Le recyclage coûte cher. C’est un fait. Mais de plus en plus de juridictions font tout de même ce choix de société. Elles le font pour des raisons environnementales, mais aussi par souci d’équité à l’endroit des générations futures.

Les régions du nord du Nouveau-Brunswick sont historiquement en retard sur les centres urbains du Sud. Il y a longtemps, par exemple, que les citoyens du Grand Moncton ont pris l’habitude de trier leurs déchets dans des sacs de différentes couleurs.

Dans la Péninsule acadienne, il a toutefois fallu attendre en 2014 pour que le recyclage à domicile voie le jour. Toutes les raisons étaient bonnes. Trop cher, trop grand territoire, densité de population trop faible, opposition de maires satisfaits du statu quo, entrepreneurs qui craignaient de perdre leurs contrats… Les excuses ne manquaient pas.

Il a fallu du leadership pour que le programme devienne enfin réalité, mais nous en sommes là. Le système est loin d’être parfait. Plus du tiers des produits envoyés au centre de tri finissent à l’enfouissement. Des citoyens se plaignent que les déchets ne sont désormais ramassés qu’aux deux semaines.

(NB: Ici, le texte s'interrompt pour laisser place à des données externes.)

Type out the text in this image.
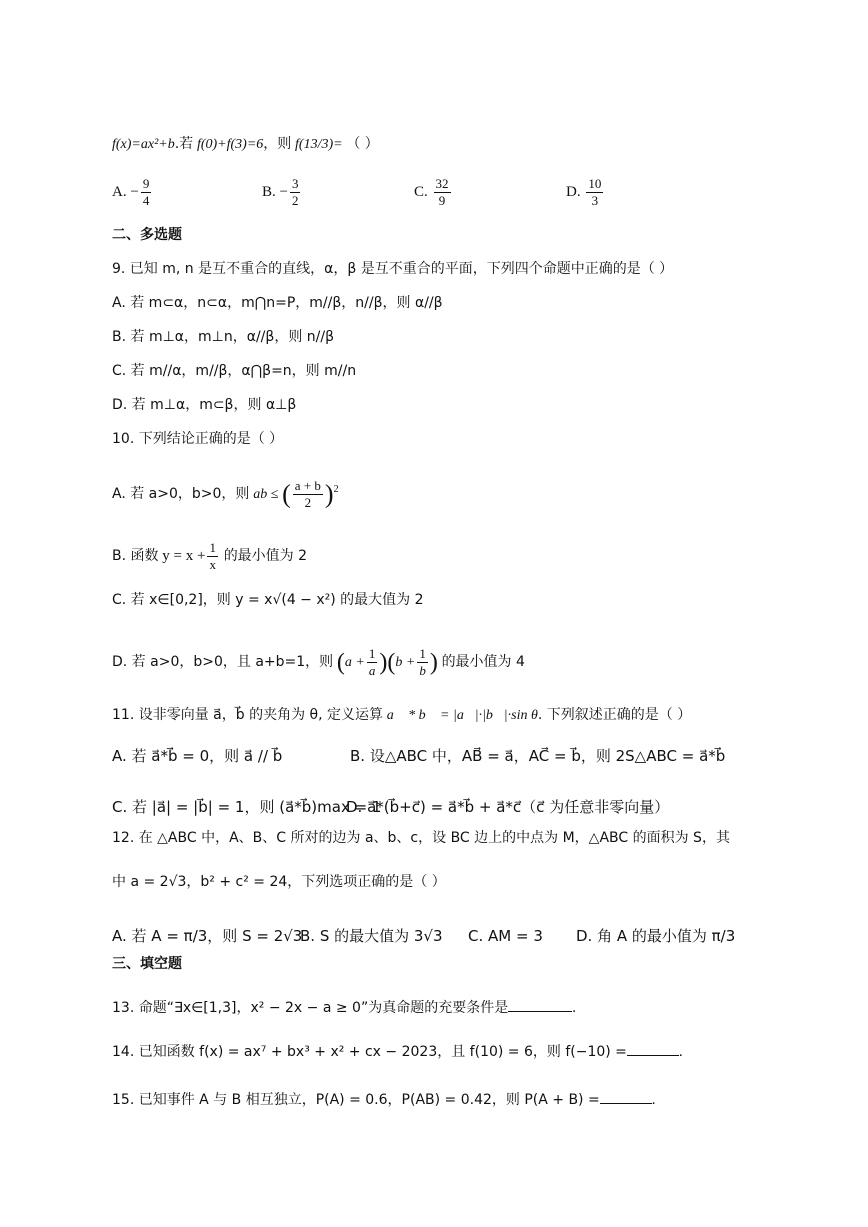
f(x)=ax²+b.若 f(0)+f(3)=6，则 f(13/3)= （ ）
A. − $\frac{9}{4}$	B. − $\frac{3}{2}$	C. $\frac{32}{9}$	D. $\frac{10}{3}$
二、多选题
9. 已知 m, n 是互不重合的直线，α，β 是互不重合的平面，下列四个命题中正确的是（ ）
A. 若 m⊂α，n⊂α，m⋂n=P，m//β，n//β，则 α//β
B. 若 m⊥α，m⊥n，α//β，则 n//β
C. 若 m//α，m//β，α⋂β=n，则 m//n
D. 若 m⊥α，m⊂β，则 α⊥β
10. 下列结论正确的是（ ）
A. 若 a>0，b>0，则 ab ≤ ( $\frac{a + b}{2} )^2$
B. 函数 $y = x + \frac{1}{x}$ 的最小值为 2
C. 若 x∈[0,2]，则 y = x√(4 − x²) 的最大值为 2
D. 若 a>0，b>0，且 a+b=1，则 $(a + \frac{1}{a} )(b + \frac{1}{b}$ ) 的最小值为 4
11. 设非零向量 a⃗，b⃗ 的夹角为 θ, 定义运算 a⃗ * b⃗ = |a⃗|·|b⃗|·sin θ. 下列叙述正确的是（ ）
A. 若 a⃗*b⃗ = 0，则 a⃗ // b⃗	B. 设△ABC 中，AB⃗ = a⃗，AC⃗ = b⃗，则 2S△ABC = a⃗*b⃗
C. 若 |a⃗| = |b⃗| = 1，则 (a⃗*b⃗)max = 1
D. a⃗*(b⃗+c⃗) = a⃗*b⃗ + a⃗*c⃗（c⃗ 为任意非零向量）
12. 在 △ABC 中，A、B、C 所对的边为 a、b、c，设 BC 边上的中点为 M，△ABC 的面积为 S，其
中 a = 2√3，b² + c² = 24，下列选项正确的是（ ）
A. 若 A = π/3，则 S = 2√3
B. S 的最大值为 3√3 C. AM = 3 D. 角 A 的最小值为 π/3
三、填空题
13. 命题“∃x∈[1,3]，x² − 2x − a ≥ 0”为真命题的充要条件是	.
14. 已知函数 f(x) = ax⁷ + bx³ + x² + cx − 2023，且 f(10) = 6，则 f(−10) =	.
15. 已知事件 A 与 B 相互独立，P(A) = 0.6，P(AB) = 0.42，则 P(A + B) =	.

Néanmoins, un grand pas a été franchi. Personne n’oserait aujourd’hui faire campagne pour un retour en arrière.

C’est maintenant au tour des élus du Restigouche de faire preuve de leadership et de penser à l’avenir. La plupart d’entre eux ont compris que dans le monde d’aujourd’hui, il n’est plus acceptable d’ignorer notre empreinte sur l’environnement.

Campbellton (de même que les autres municipalités de la province où l’on recycle peu ou pas) le comprendra aussi un jour et finira par embarquer dans le train qui passe. Espérons que ce sera plus tôt que tard.